The second point of the plan is overall tax fairness. Canadians care about a fair economy that benefits all citizens, and one sure way to achieve this goal is a progressive tax system that asks those doing well to contribute more than those who are struggling. But, some parts of our tax system are better placed to do the heavy lifting on tax progressivity, while other parts are more important for driving economic growth. In my view as an economist, corporate taxes are better for driving growth than influencing fairness. The owners and workers of Canadian companies aren’t always well to do, so increasing taxes on corporations just isn’t well targeted if your goal is to increase fairness.
But if adjusting corporate taxes isn’t the best way to push for greater fairness, what is? The answer is clear: look to the progressivity of personal income taxes. Since personal taxes are keyed directly to how much income you make, personal taxes are the ideal way to tackle tax fairness.

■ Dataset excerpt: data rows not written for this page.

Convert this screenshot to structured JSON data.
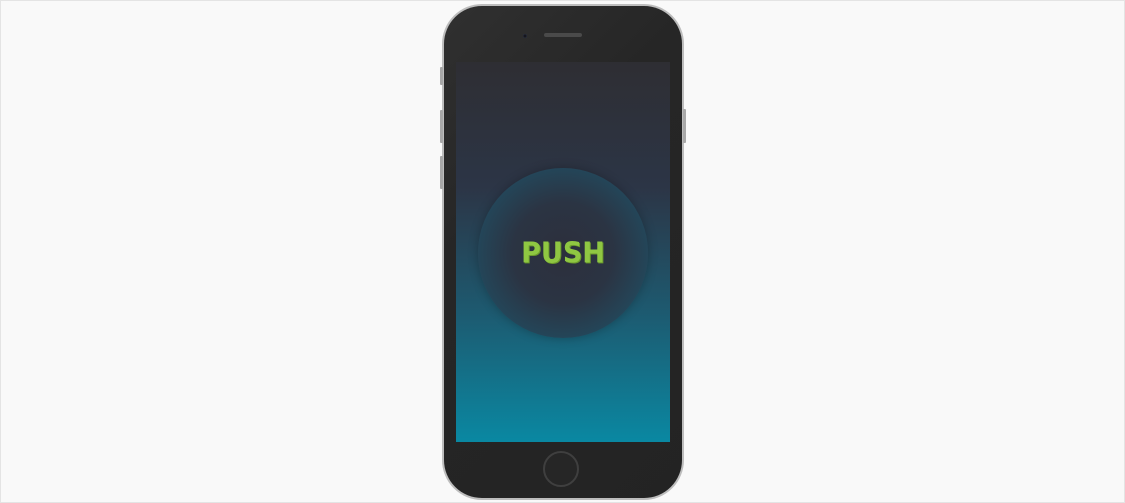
{
  "device": {
    "type": "smartphone",
    "frame_color": "#262626",
    "bezel_color": "#bdbdbd"
  },
  "screen": {
    "gradient_top": "#2e2e33",
    "gradient_bottom": "#0a88a2"
  },
  "push_button": {
    "label": "PUSH",
    "label_color": "#8fc742"
  },
  "icons": {
    "camera": "front-camera-icon",
    "speaker": "earpiece-speaker-icon",
    "home": "home-button-icon"
  }
}
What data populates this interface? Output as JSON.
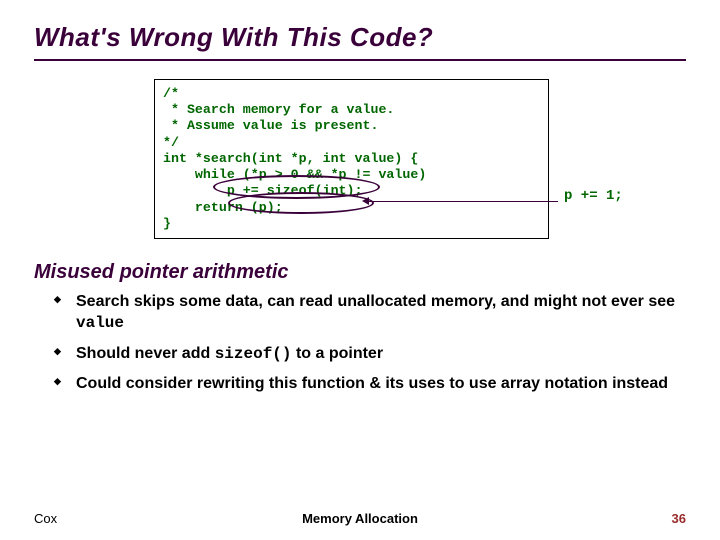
{
  "title": "What's Wrong With This Code?",
  "code": {
    "l1": "/*",
    "l2": " * Search memory for a value.",
    "l3": " * Assume value is present.",
    "l4": "*/",
    "l5": "int *search(int *p, int value) {",
    "l6": "    while (*p > 0 && *p != value)",
    "l7": "        p += sizeof(int);",
    "l8": "    return (p);",
    "l9": "}"
  },
  "annotation": "p += 1;",
  "section": "Misused pointer arithmetic",
  "bullets": {
    "b1a": "Search skips some data, can read unallocated memory, and might not ever see ",
    "b1b": "value",
    "b2a": "Should never add ",
    "b2b": "sizeof()",
    "b2c": " to a pointer",
    "b3": "Could consider rewriting this function & its uses to use array notation instead"
  },
  "footer": {
    "left": "Cox",
    "mid": "Memory Allocation",
    "right": "36"
  }
}
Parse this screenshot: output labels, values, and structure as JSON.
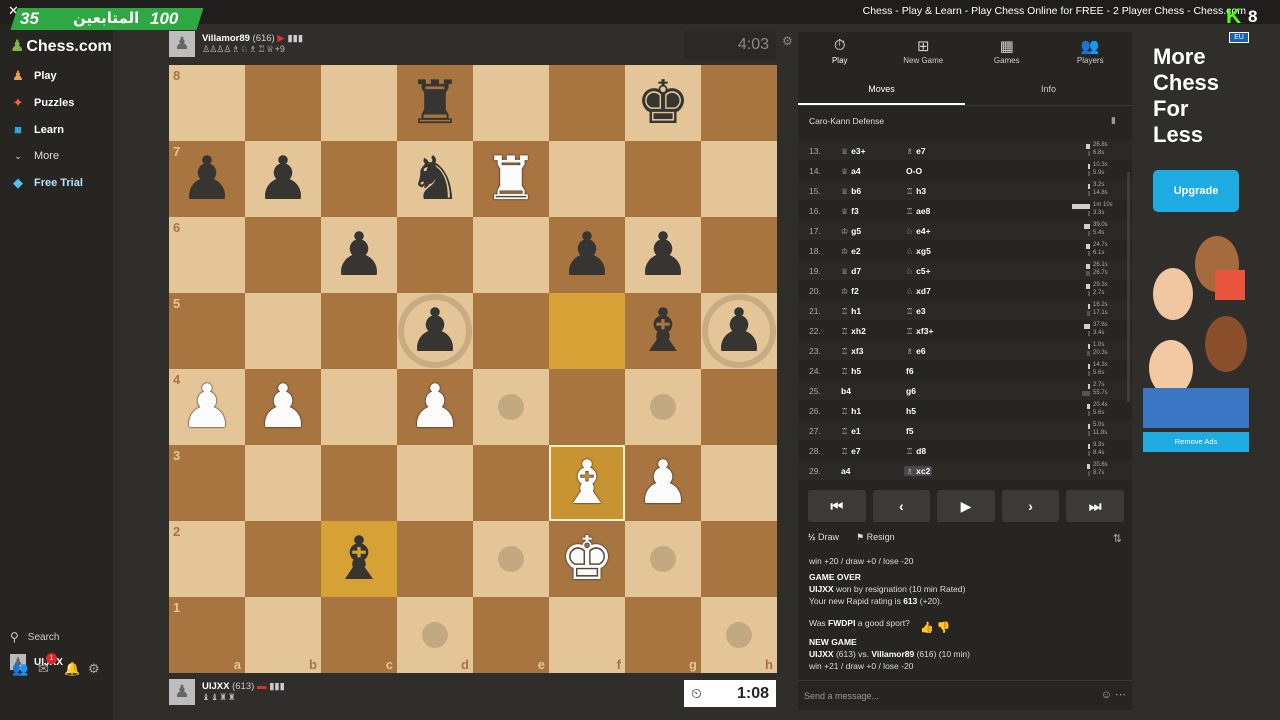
{
  "window": {
    "title": "Chess - Play & Learn - Play Chess Online for FREE - 2 Player Chess - Chess.com",
    "close_label": "✕"
  },
  "overlay": {
    "followers_count": "35",
    "followers_label": "المتابعين",
    "followers_goal": "100",
    "kick_logo": "K",
    "kick_number": "8",
    "flag_label": "EU"
  },
  "sidebar": {
    "logo": "Chess.com",
    "items": [
      {
        "label": "Play",
        "icon": "play-board-icon"
      },
      {
        "label": "Puzzles",
        "icon": "puzzle-icon"
      },
      {
        "label": "Learn",
        "icon": "learn-icon"
      },
      {
        "label": "More",
        "icon": "chevron-down-icon"
      },
      {
        "label": "Free Trial",
        "icon": "diamond-icon"
      }
    ],
    "search_label": "Search",
    "user_label": "UIJXX",
    "notification_count": "1"
  },
  "top_player": {
    "name": "Villamor89",
    "rating": "(616)",
    "captured": "♙♙♙♙ ♗ ♘ ♗ ♖ ♕",
    "material": "+9",
    "clock": "4:03"
  },
  "bottom_player": {
    "name": "UIJXX",
    "rating": "(613)",
    "captured": "♝ ♝ ♜ ♜",
    "clock": "1:08"
  },
  "board": {
    "files": [
      "a",
      "b",
      "c",
      "d",
      "e",
      "f",
      "g",
      "h"
    ],
    "ranks": [
      "8",
      "7",
      "6",
      "5",
      "4",
      "3",
      "2",
      "1"
    ],
    "pieces": [
      {
        "sq": "d8",
        "p": "♜",
        "c": "b"
      },
      {
        "sq": "g8",
        "p": "♚",
        "c": "b"
      },
      {
        "sq": "a7",
        "p": "♟",
        "c": "b"
      },
      {
        "sq": "b7",
        "p": "♟",
        "c": "b"
      },
      {
        "sq": "d7",
        "p": "♞",
        "c": "b"
      },
      {
        "sq": "e7",
        "p": "♜",
        "c": "w"
      },
      {
        "sq": "c6",
        "p": "♟",
        "c": "b"
      },
      {
        "sq": "f6",
        "p": "♟",
        "c": "b"
      },
      {
        "sq": "g6",
        "p": "♟",
        "c": "b"
      },
      {
        "sq": "d5",
        "p": "♟",
        "c": "b"
      },
      {
        "sq": "g5",
        "p": "♝",
        "c": "b"
      },
      {
        "sq": "h5",
        "p": "♟",
        "c": "b"
      },
      {
        "sq": "a4",
        "p": "♟",
        "c": "w"
      },
      {
        "sq": "b4",
        "p": "♟",
        "c": "w"
      },
      {
        "sq": "d4",
        "p": "♟",
        "c": "w"
      },
      {
        "sq": "f3",
        "p": "♝",
        "c": "w"
      },
      {
        "sq": "g3",
        "p": "♟",
        "c": "w"
      },
      {
        "sq": "c2",
        "p": "♝",
        "c": "b"
      },
      {
        "sq": "f2",
        "p": "♚",
        "c": "w"
      }
    ],
    "highlights": [
      "f5",
      "c2"
    ],
    "selected": "f3",
    "move_dots": [
      "e4",
      "g4",
      "e2",
      "g2",
      "d1",
      "h1"
    ],
    "capture_rings": [
      "d5",
      "h5"
    ]
  },
  "panel": {
    "tabs": [
      {
        "label": "Play",
        "icon": "stopwatch-icon"
      },
      {
        "label": "New Game",
        "icon": "plus-icon"
      },
      {
        "label": "Games",
        "icon": "grid-icon"
      },
      {
        "label": "Players",
        "icon": "players-icon"
      }
    ],
    "subtabs": [
      "Moves",
      "Info"
    ],
    "opening": "Caro-Kann Defense",
    "moves": [
      {
        "n": "13.",
        "w": "e3+",
        "wg": "♕",
        "b": "e7",
        "bg": "♗",
        "wt": "26.8s",
        "bt": "6.8s",
        "wb": 0.22,
        "bb": 0.06
      },
      {
        "n": "14.",
        "w": "a4",
        "wg": "♕",
        "b": "O-O",
        "bg": "",
        "wt": "10.3s",
        "bt": "5.9s",
        "wb": 0.09,
        "bb": 0.05
      },
      {
        "n": "15.",
        "w": "b6",
        "wg": "♕",
        "b": "h3",
        "bg": "♖",
        "wt": "3.2s",
        "bt": "14.8s",
        "wb": 0.03,
        "bb": 0.12
      },
      {
        "n": "16.",
        "w": "f3",
        "wg": "♕",
        "b": "ae8",
        "bg": "♖",
        "wt": "1m 10s",
        "bt": "3.3s",
        "wb": 1.0,
        "bb": 0.03
      },
      {
        "n": "17.",
        "w": "g5",
        "wg": "♔",
        "b": "e4+",
        "bg": "♘",
        "wt": "39.0s",
        "bt": "5.4s",
        "wb": 0.32,
        "bb": 0.05
      },
      {
        "n": "18.",
        "w": "e2",
        "wg": "♔",
        "b": "xg5",
        "bg": "♘",
        "wt": "24.7s",
        "bt": "6.1s",
        "wb": 0.2,
        "bb": 0.05
      },
      {
        "n": "19.",
        "w": "d7",
        "wg": "♕",
        "b": "c5+",
        "bg": "♘",
        "wt": "26.1s",
        "bt": "26.7s",
        "wb": 0.21,
        "bb": 0.22
      },
      {
        "n": "20.",
        "w": "f2",
        "wg": "♔",
        "b": "xd7",
        "bg": "♘",
        "wt": "29.3s",
        "bt": "2.7s",
        "wb": 0.24,
        "bb": 0.02
      },
      {
        "n": "21.",
        "w": "h1",
        "wg": "♖",
        "b": "e3",
        "bg": "♖",
        "wt": "16.2s",
        "bt": "17.1s",
        "wb": 0.13,
        "bb": 0.14
      },
      {
        "n": "22.",
        "w": "xh2",
        "wg": "♖",
        "b": "xf3+",
        "bg": "♖",
        "wt": "37.6s",
        "bt": "3.4s",
        "wb": 0.31,
        "bb": 0.03
      },
      {
        "n": "23.",
        "w": "xf3",
        "wg": "♖",
        "b": "e6",
        "bg": "♗",
        "wt": "1.0s",
        "bt": "20.3s",
        "wb": 0.01,
        "bb": 0.17
      },
      {
        "n": "24.",
        "w": "h5",
        "wg": "♖",
        "b": "f6",
        "bg": "",
        "wt": "14.3s",
        "bt": "5.6s",
        "wb": 0.12,
        "bb": 0.05
      },
      {
        "n": "25.",
        "w": "b4",
        "wg": "",
        "b": "g6",
        "bg": "",
        "wt": "2.7s",
        "bt": "55.7s",
        "wb": 0.02,
        "bb": 0.46
      },
      {
        "n": "26.",
        "w": "h1",
        "wg": "♖",
        "b": "h5",
        "bg": "",
        "wt": "20.4s",
        "bt": "5.6s",
        "wb": 0.17,
        "bb": 0.05
      },
      {
        "n": "27.",
        "w": "e1",
        "wg": "♖",
        "b": "f5",
        "bg": "",
        "wt": "5.0s",
        "bt": "11.8s",
        "wb": 0.04,
        "bb": 0.1
      },
      {
        "n": "28.",
        "w": "e7",
        "wg": "♖",
        "b": "d8",
        "bg": "♖",
        "wt": "9.3s",
        "bt": "8.4s",
        "wb": 0.08,
        "bb": 0.07
      },
      {
        "n": "29.",
        "w": "a4",
        "wg": "",
        "b": "xc2",
        "bg": "♗",
        "wt": "20.6s",
        "bt": "8.7s",
        "wb": 0.17,
        "bb": 0.07
      }
    ],
    "controls": [
      "⏮",
      "‹",
      "▶",
      "›",
      "⏭"
    ],
    "draw_label": "Draw",
    "resign_label": "Resign",
    "chat": {
      "line1": "win +20 / draw +0 / lose -20",
      "game_over": "GAME OVER",
      "result_user": "UIJXX",
      "result_text": " won by resignation (10 min Rated)",
      "rating_text": "Your new Rapid rating is ",
      "rating_value": "613",
      "rating_change": " (+20).",
      "sport_q1": "Was ",
      "sport_name": "FWDPI",
      "sport_q2": " a good sport?",
      "new_game": "NEW GAME",
      "ng_p1": "UIJXX",
      "ng_mid": " (613) vs. ",
      "ng_p2": "Villamor89",
      "ng_tail": " (616) (10 min)",
      "ng_line2": "win +21 / draw +0 / lose -20"
    },
    "message_placeholder": "Send a message..."
  },
  "ad": {
    "headline": "More\nChess\nFor\nLess",
    "button": "Upgrade",
    "remove": "Remove Ads"
  }
}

Improving tax fairness through personal taxes is achievable through many actions. Beyond just increasing tax rates, we can push as hard as we can to cooperate with international partners to tackle trans-national tax avoidance like was seen in the Panama Papers. We can work to shut down domestic tax shelters that allow those able to afford complex tax advice to get out of paying their fair share. We can ensure the Canada Revenue Agency is well-funded and well-directed to find and prosecute tax cheats. Any of these ideas is better placed to increase tax fairness than simply hiking tax rates on Canada’s corporations.
So, what do you get if you combine a revamped corporate tax system focused on growing investment with a robust personal income tax that ensures everyone contributes what’s fair? That’s a progressive corporate tax reform. I hope all Canadians use this two-point plan as a checklist to measure the tax ideas they see coming out of Ottawa this week, or in the federal election campaign to come in 2019.